Fujifilm as a company is most widely associated with photography, but the pandemic and the weakening of the photo industry as a whole have changed that. Imaging solutions now represent just 13% of company revenue, and the new CEO is investing heavily in pharmaceuticals as the brand continues to pivot.
The company’s former CEO, Shigetaka Komori, is credited with saving the company in the mid-2000s, which pushed the film company into digital technologies and prevented Fujifilm from descending into bankruptcy – the story is contrasted by compared to the stumbles of Eastman Kodak. The company’s new CEO, Teiichi Goto, took over as CEO of Fujifilm Corporation on June 29 and since then the company has made its pivot to healthcare evident through two major financial decisions.
On the same day, Fujifilm announced that it would invest $850 million in its Diosynth Biotechnologies division to increase manufacturing capacity for biologics, including recombinant COVID-19 vaccines and advanced gene therapies in the United States and the United States. UK. A few days later, the company announced plans to close four major US-based photographic equipment factories in Greenwood, South Carolina. The move would also cut 400 jobs and consolidate manufacturing into a single plant.
According to Reuters, Goto announced today that he is leading an additional three-year, $11 billion investment plan in healthcare to shore up pharmaceutical production as the world’s largest revenue and profit center. company and continue to diversify outside of its photography business.
“Businesses like healthcare are like a deep blue ocean,” Goto told Reuters. “It’s not going anywhere.”
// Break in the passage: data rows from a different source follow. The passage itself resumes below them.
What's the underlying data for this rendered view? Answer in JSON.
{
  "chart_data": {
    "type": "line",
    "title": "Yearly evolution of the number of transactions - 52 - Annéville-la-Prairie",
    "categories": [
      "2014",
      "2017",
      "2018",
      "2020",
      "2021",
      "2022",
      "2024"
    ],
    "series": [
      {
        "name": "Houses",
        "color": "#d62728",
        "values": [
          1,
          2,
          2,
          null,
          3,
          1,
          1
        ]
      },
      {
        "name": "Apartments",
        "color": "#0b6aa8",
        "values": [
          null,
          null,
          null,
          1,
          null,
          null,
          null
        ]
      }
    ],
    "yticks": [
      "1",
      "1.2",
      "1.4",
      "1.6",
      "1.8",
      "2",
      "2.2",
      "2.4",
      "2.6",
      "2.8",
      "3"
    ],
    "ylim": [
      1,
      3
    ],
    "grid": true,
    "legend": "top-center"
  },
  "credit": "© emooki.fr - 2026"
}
Goto aims to provide other drugmakers with what is known as a contract development and manufacturing organization (CDMO) and reduce the “scale of risk” involved in full drug development. Revenue for this division exceeded $906 million last year, nearly double the previous year. Goto says he expects it to double again by 2024. Overall, the shift to healthcare is designed to help the company reach $260 billion in operating profit. yen by fiscal year 2023. Healthcare is expected to account for 103 billion yen of that total, which would make it the largest segment of Fujifilm’s holdings, and bypasses both materials and imaging.
In an interview with asahi, Goto said that despite the company’s majority pivot away from the camera industry, he would not seek to divest or sell it. Because the company has decades of experience in photochemistry and lamination technology – and is still profitable – the film will remain a major player in the brand’s assets. However, there was no mention of additional investment in imaging, and with such focus on healthcare from Fujifilm, it’s unclear how important imaging is to the long-term strategy. of the company.
As reported by Bloomberg, the pivot to healthcare and semiconductors has been a major factor in Fujifilm’s finances over the past year amid the Covid pandemic, which has exploded for the company. Meanwhile, the photography and digital imaging industries were floundering.
“Healthcare and semiconductor materials will be our future earnings drivers,” Goto told reporters.